Лукашин сидел с краю, рядом с Анфисой. Она только что вернулась с пожни ходила с Софроном Игнатьевичем смотреть стога. Ей, видно, пришлось пробираться кустами и некошеными травниками, — к намокшему платью на плечах и на спине пристали травяные семена, какой-то белый пух.
Она заботливо подкладывала ему свой хлеб и изредка, украдкой, из-под белого платка, надвинутого на самые брови, косила в его сторону черным улыбающимся глазом.

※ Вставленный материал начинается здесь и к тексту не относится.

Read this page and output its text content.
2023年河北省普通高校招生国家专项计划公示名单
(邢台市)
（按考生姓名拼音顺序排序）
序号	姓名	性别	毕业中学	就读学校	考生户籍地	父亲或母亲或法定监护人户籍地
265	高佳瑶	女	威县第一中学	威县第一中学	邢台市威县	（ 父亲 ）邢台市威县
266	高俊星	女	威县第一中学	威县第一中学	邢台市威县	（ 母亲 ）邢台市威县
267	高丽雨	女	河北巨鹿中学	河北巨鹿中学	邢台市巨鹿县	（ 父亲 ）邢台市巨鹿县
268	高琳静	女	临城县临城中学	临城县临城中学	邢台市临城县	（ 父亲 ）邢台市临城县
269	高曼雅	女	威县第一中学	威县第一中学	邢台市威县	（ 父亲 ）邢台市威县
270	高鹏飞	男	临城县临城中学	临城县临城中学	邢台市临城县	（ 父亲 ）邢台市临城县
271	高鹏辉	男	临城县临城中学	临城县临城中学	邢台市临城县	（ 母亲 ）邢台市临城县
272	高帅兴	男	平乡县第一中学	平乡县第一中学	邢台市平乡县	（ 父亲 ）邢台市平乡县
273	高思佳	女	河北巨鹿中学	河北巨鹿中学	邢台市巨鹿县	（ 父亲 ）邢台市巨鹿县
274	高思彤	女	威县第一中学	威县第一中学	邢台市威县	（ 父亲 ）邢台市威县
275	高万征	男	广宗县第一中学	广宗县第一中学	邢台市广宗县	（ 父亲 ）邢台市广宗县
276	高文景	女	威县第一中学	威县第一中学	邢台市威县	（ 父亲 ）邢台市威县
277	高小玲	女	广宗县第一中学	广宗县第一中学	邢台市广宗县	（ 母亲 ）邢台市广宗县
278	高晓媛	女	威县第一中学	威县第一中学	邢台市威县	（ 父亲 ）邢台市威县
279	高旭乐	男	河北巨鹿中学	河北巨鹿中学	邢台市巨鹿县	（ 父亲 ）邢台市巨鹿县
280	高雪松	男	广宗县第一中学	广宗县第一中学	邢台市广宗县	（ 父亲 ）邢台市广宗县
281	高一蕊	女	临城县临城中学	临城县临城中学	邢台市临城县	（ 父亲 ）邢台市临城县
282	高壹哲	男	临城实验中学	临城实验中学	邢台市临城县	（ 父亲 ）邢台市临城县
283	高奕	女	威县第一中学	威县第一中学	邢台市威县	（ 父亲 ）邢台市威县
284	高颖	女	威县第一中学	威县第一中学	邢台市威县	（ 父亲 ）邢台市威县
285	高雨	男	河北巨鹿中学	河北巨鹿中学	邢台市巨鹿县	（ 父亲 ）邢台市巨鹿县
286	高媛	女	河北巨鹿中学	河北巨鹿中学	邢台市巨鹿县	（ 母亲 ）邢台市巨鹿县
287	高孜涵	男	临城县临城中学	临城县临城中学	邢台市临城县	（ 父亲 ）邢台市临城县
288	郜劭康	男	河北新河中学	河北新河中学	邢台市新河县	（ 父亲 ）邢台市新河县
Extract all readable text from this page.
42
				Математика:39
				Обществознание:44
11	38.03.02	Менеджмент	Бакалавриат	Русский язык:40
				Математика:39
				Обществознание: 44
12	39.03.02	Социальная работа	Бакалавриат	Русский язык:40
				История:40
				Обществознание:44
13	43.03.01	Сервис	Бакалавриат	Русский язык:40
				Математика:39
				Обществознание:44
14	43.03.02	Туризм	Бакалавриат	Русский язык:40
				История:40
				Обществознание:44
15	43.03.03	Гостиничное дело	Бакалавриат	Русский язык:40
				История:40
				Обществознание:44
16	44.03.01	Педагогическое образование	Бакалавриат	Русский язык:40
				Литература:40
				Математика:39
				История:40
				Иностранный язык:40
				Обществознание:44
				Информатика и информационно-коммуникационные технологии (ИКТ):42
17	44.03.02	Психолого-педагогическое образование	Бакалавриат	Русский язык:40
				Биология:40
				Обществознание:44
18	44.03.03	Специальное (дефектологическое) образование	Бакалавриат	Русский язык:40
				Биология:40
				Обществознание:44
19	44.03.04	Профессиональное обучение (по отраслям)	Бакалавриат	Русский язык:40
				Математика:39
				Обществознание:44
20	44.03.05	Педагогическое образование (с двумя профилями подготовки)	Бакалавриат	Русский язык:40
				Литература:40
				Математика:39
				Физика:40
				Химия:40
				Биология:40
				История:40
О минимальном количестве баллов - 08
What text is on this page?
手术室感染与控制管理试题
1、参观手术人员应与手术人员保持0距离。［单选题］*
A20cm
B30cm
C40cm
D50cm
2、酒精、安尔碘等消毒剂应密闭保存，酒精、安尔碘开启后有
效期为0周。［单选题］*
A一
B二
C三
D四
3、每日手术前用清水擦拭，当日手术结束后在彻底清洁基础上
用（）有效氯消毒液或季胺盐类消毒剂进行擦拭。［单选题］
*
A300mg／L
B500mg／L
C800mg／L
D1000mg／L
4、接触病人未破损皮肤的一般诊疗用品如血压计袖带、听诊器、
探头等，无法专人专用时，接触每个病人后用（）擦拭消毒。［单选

Лукашин вдыхал аромат разнотравья и росяной свежести, идущий от Анфисы, хмурился, когда встречался с лукавым, подстерегающим взглядом Варвары.
Разговорились, когда немного утолили голод. Опять те же вопросы: что на фронте?
Софрон Игнатьевич, свернув цигарку, полюбопытствовал:
— А как насчет второго фронта? Слышно чего? Ложки в мисках замерли, но после ответа Лукашина — яростная стукотня, возмущенные голоса:
— О чем думают?
— Союзнички…
— Мы этих союзничков отведали — в какой деревне могилы не оставили…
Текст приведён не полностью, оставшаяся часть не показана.